Yoongi was still standing next to him, but he said nothing to acknowledge his words. Hoseok breathed out a tremulous breath. So this was really how it would be. He wished he could at least move his hand to wipe the sudden moisture on his cheeks. He was so tired.
“Stop .”
Hoseok turned his head away from Yoongi.
Cold hands grabbed Hoseok’s own and pulled them away from the keys. They strained against his will to go back to playing. “I said stop.”
“I’m not doing anything!”
“I wasn’t talking to you. Get up.”
Hoseok couldn’t get up, but Yoongi dragged him backward off the piano bench until he crashed to the floor along with it. Only then was he able to move of his own free will again, and he scuttled backward along the floor away from Yoongi on stiff arms.
“You have to leave.”
Hoseok had never agreed with anything more in his life, but he couldn’t even trust his body to move.
“The storm’s over, come on.” Yoongi was grabbing for him again, and Hoseok wrenched himself away.

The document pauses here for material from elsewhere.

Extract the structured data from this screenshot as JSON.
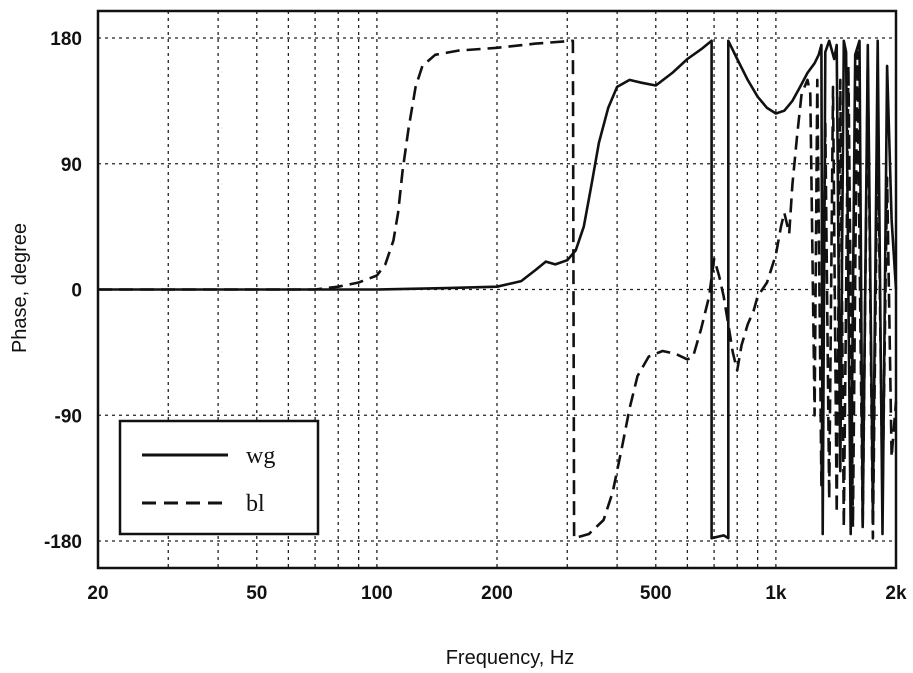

“The piano has a lock on you now. If you stay here it’s going to take you again and there will be nothing I can do.”
“ What ?”
“I’m breaking every term of my haunting for you.” Yoongi seized him by the hand, ignoring his yelp of pain alarm. “Get up, and get out.
Hoseok stumbled to his feet as the surprisingly strong ghost pulled him along. “Don’t pretend you’re not the one who did that to me!”
“I was, and I regret it, so I’m saving you now.” Yoongi hadn’t let go of his aching hand, pushing the door open and ushering him outside. “You can never come back here.”
“Oh don’t worry about that!” Hoseok’s teeth were already chattering in the cold wind.
“Get in your car and drive, and don’t stop until you get where you were going.”
Yoongi gave him a push forward, but he stumbled, still in a state of shock, and turned back around to look at the ghost.
”You’re letting me go?”
”I am. Now hurry.”
Hoseok didn’t wait to be told again. He ran, out through the door, through the drifted snow, not daring to look back until he had reached the familiarity of his car. When he finally did look back, Yoongi was gone, the hotel appeared completely abandoned and dilapidated in the daylight, but floating through the air, Hoseok thought he caught the sound piano music.